Antara Istiqomah Dalam Kemenangan, Atau Jatuh Di Lubang Yang Sama
Ramadhan sudah hampir tiga minggu berlalu, digantikan bulan syawal. Bulan Syawal atau hari raya ini sering kita maknai sebagai hari kemenangan, hari dimana hingar-bingar kemengan kita sambut dengan kumandang takbir, setelah sebulan lamanya kita berpuasa.
Kemenangan yang kita rayakan di bulan syawal tersebut adalah bentuk selebrasi atas keberhasilan menundukkan hawa nafsu selama satu bulan berpuasa di bulan ramadhan. Tidak hanya sekedar menahan lapar dan haus, namun penundukan hawa nafsu secara keseluruhan, baik secara lahir mau batin, mengganti amalan yang sia-sia menjadi amalan yang lebih bernilai di sisi Allah SWT.
Mungkin dari sebagian kita masih mengingat jelas kenangan ramadhan yang telah kita lalui. Atmosfir ketakwaan dan ukhuawah untuk membesarkan ramadhan sangat kental terasa. Masjid yang biasa sepi mendadak banyak dikunjungi hingga penuh sesak untuk melakukan ibadah, bahkan sholat yang dianggap berat berjamaah seperti subuh juga penuh sesak. Ibadah ukhuah seperti sedekah, berbagi takjil juga hampir menjadi keseharian, sholat malam juga seakan menjadi ibadah rutin yang tiada beban menjalankannya. itulah kesakralan ramadhan yang sangat bernuansa untuk selalu dekat sang pencipta.
Selesainya ramadhan dan disebutlah hari kemenangan, seakan selesailah pula nuansa kedekatan dengan Allah SWT , dan kembalilah kehidupan menjadi sediakala, beruntung mereka yang masih ada sisa spirit ramadhan dalam dirinya.

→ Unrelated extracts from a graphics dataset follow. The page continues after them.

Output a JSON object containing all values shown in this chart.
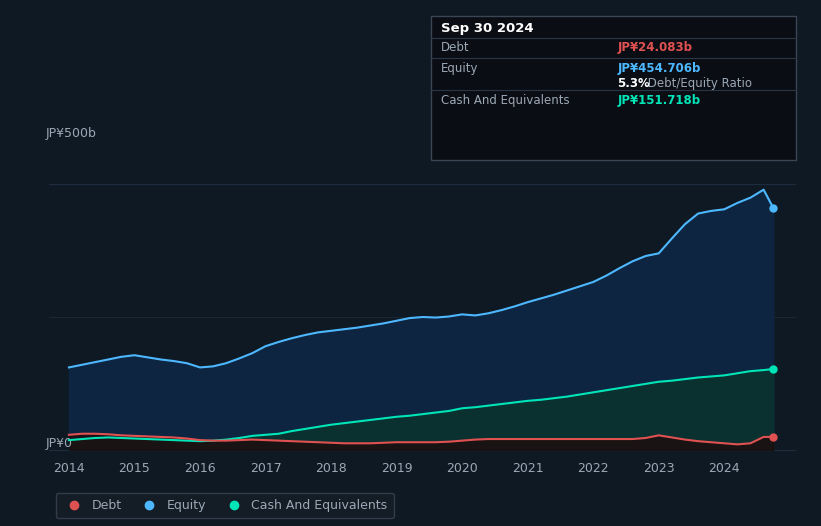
{
  "bg_color": "#0f1923",
  "plot_bg_color": "#0f1923",
  "grid_color": "#1e2d3d",
  "text_color": "#9ba8b5",
  "debt_color": "#e05252",
  "equity_color": "#4db8ff",
  "cash_color": "#00e5b8",
  "equity_fill": "#0d2540",
  "cash_fill": "#0a3030",
  "ylabel_500": "JP¥500b",
  "ylabel_0": "JP¥0",
  "years": [
    2014.0,
    2014.2,
    2014.4,
    2014.6,
    2014.8,
    2015.0,
    2015.2,
    2015.4,
    2015.6,
    2015.8,
    2016.0,
    2016.2,
    2016.4,
    2016.6,
    2016.8,
    2017.0,
    2017.2,
    2017.4,
    2017.6,
    2017.8,
    2018.0,
    2018.2,
    2018.4,
    2018.6,
    2018.8,
    2019.0,
    2019.2,
    2019.4,
    2019.6,
    2019.8,
    2020.0,
    2020.2,
    2020.4,
    2020.6,
    2020.8,
    2021.0,
    2021.2,
    2021.4,
    2021.6,
    2021.8,
    2022.0,
    2022.2,
    2022.4,
    2022.6,
    2022.8,
    2023.0,
    2023.2,
    2023.4,
    2023.6,
    2023.8,
    2024.0,
    2024.2,
    2024.4,
    2024.6,
    2024.75
  ],
  "equity": [
    155,
    160,
    165,
    170,
    175,
    178,
    174,
    170,
    167,
    163,
    155,
    157,
    163,
    172,
    182,
    195,
    203,
    210,
    216,
    221,
    224,
    227,
    230,
    234,
    238,
    243,
    248,
    250,
    249,
    251,
    255,
    253,
    257,
    263,
    270,
    278,
    285,
    292,
    300,
    308,
    316,
    328,
    342,
    355,
    365,
    370,
    398,
    425,
    445,
    450,
    453,
    465,
    475,
    490,
    455
  ],
  "cash": [
    18,
    20,
    22,
    23,
    22,
    21,
    20,
    19,
    18,
    17,
    16,
    17,
    19,
    22,
    26,
    28,
    30,
    35,
    39,
    43,
    47,
    50,
    53,
    56,
    59,
    62,
    64,
    67,
    70,
    73,
    78,
    80,
    83,
    86,
    89,
    92,
    94,
    97,
    100,
    104,
    108,
    112,
    116,
    120,
    124,
    128,
    130,
    133,
    136,
    138,
    140,
    144,
    148,
    150,
    152
  ],
  "debt": [
    28,
    30,
    30,
    29,
    27,
    26,
    25,
    24,
    23,
    21,
    18,
    17,
    17,
    18,
    19,
    18,
    17,
    16,
    15,
    14,
    13,
    12,
    12,
    12,
    13,
    14,
    14,
    14,
    14,
    15,
    17,
    19,
    20,
    20,
    20,
    20,
    20,
    20,
    20,
    20,
    20,
    20,
    20,
    20,
    22,
    27,
    23,
    19,
    16,
    14,
    12,
    10,
    12,
    24,
    24
  ],
  "xmin": 2013.7,
  "xmax": 2025.1,
  "ymin": -15,
  "ymax": 560,
  "xticks": [
    2014,
    2015,
    2016,
    2017,
    2018,
    2019,
    2020,
    2021,
    2022,
    2023,
    2024
  ],
  "legend_labels": [
    "Debt",
    "Equity",
    "Cash And Equivalents"
  ],
  "info_date": "Sep 30 2024",
  "info_debt_label": "Debt",
  "info_debt_value": "JP¥24.083b",
  "info_equity_label": "Equity",
  "info_equity_value": "JP¥454.706b",
  "info_ratio_bold": "5.3%",
  "info_ratio_rest": " Debt/Equity Ratio",
  "info_cash_label": "Cash And Equivalents",
  "info_cash_value": "JP¥151.718b"
}
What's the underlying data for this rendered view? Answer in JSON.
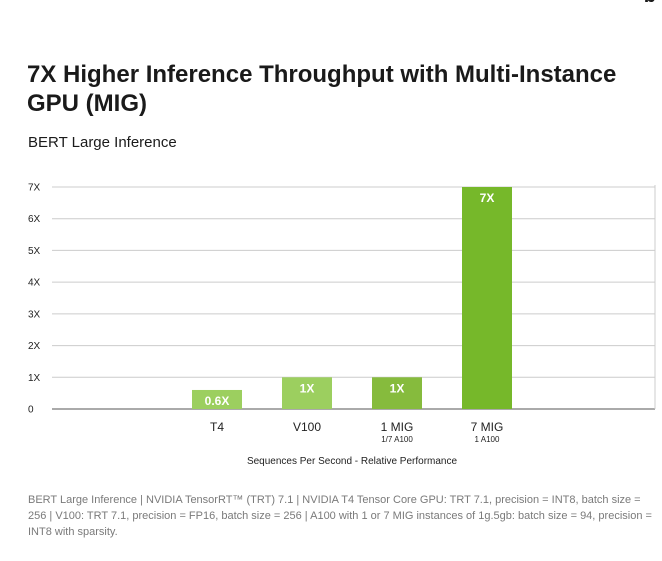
{
  "title": "7X Higher Inference Throughput with Multi-Instance GPU (MIG)",
  "subtitle": "BERT Large Inference",
  "colors": {
    "bar_light": "#9ccf5f",
    "bar_mid": "#86bb3d",
    "bar_dark": "#76b82a",
    "grid": "#cccccc",
    "axis": "#555555",
    "label_text": "#ffffff"
  },
  "chart_data": {
    "type": "bar",
    "categories": [
      "",
      "T4",
      "V100",
      "1 MIG",
      "7 MIG"
    ],
    "category_sublabels": [
      "",
      "",
      "",
      "1/7 A100",
      "1 A100"
    ],
    "values": [
      null,
      0.6,
      1,
      1,
      7
    ],
    "data_labels": [
      "",
      "0.6X",
      "1X",
      "1X",
      "7X"
    ],
    "bar_colors": [
      "",
      "#9ccf5f",
      "#9ccf5f",
      "#86bb3d",
      "#76b82a"
    ],
    "yticks": [
      0,
      1,
      2,
      3,
      4,
      5,
      6,
      7
    ],
    "ytick_labels": [
      "0",
      "1X",
      "2X",
      "3X",
      "4X",
      "5X",
      "6X",
      "7X"
    ],
    "ylim": [
      0,
      7
    ],
    "xlabel": "Sequences Per Second - Relative Performance",
    "ylabel": "",
    "grid": true
  },
  "footnote": "BERT Large Inference | NVIDIA TensorRT™ (TRT) 7.1 | NVIDIA T4 Tensor Core GPU: TRT 7.1, precision = INT8, batch size = 256 | V100: TRT 7.1, precision = FP16, batch size = 256 | A100 with 1 or 7 MIG instances of 1g.5gb: batch size = 94, precision = INT8 with sparsity."
}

Sejatinya perlu kiranya kita renungkan apa makna kemenangan yang kita dapatkan, kemenangan siapa, dari siapa??, karena setelah kemenangan seakan kita kembali dalam memberi jalan untuk kekalahan kita, kualitas yang kita miliki seakan menyusut seiring berlalunya slebrasi kemenangan?.
Bulan ramadhan yang senantiasa kita nanti, bukanlah hanya sekedar riuhnya nuansa ramadhan, namun lebih memahaminya, bahwa ramadhan adalah bulan latihan, sebuah waktu di dalam traning center. Di dalam ramadhan kita di latih ‘berpuasa’ belum puasa sesungguhnya, di latih bersabar, dilatih untuk takwa, menjadi hamba yang lebih peka terhadap segala perintah maupun laranganNya. Karena kemenangan kita, hanya kemenangan dari training center, ketika kita tidak mampu menemukan takbir setelahnya. Jelas Allah pun berfirman di dalam Al-quran bahwa dengan berpuasa ramadhan adalah kasih sayang Tuhan untuk mengingatkan ketakwaan manusia terhadap Tuhannya.
Hai orang-orang yang beriman! diwajibkan atas kamu berpuasa sebagaimana diwajibkan atas orang-orang sebelum kamu agar kamu bertakwa, (Al-Baqarah: 183)
Kita patut waspada dalam sisi yang lain kemenangan, karena banyak orang-orang sholeh menangis karena ditinggalkan ramadhan, karena barangkali berlalulunya ramadhan lepaslah juga hawa nafsu yang selama ini kita kekang demi ketakwaan untuk Tuhan. Mereka yang mengenang ramadhan tidak akan membiarkan dirinya kembali menjadi orang celaka, sebagaimana hadist Rosululloh SAW:
Barangsiapa yang harinya sekarang lebih baik daripada kemarin maka dia termasuk orang yang beruntung. Barangsiapa yang harinya sama dengan kemarin maka dia adalah orang yang merugi. Barangsiapa yang harinya sekarang lebih jelek daripada harinya kemarin maka dia celaka.”
walaupun, hadist tersebut dianggap lemah secara sanad oleh beberapa ulama hadist, namun bila dipahami nilai yang terkandung, merupakan spirit perubahan untuk menjadi pribadi yang berhati-hati dan selalu memotivasi diri menjadi pribadi beruntung karena selalu berubah ke arah yang lebih baik.
itulah kiranya pesan kemenangan, yang kita rayakan dengan gegap gempita. Kiranya tidak hanya menjadi kemenangan semu, namun kemenangan yang langgeng, kemenangan yang menjadikan derajat ketakwaan kita tidak berkurang, tetapi semakin bertambah. sampai akhirnya segala apa yang diajarkan ramadhan tertajalli di dalam sanubari kita, menjadi karakter dan keseharian yang kita milikia dan kita jalani. wallu a’lam.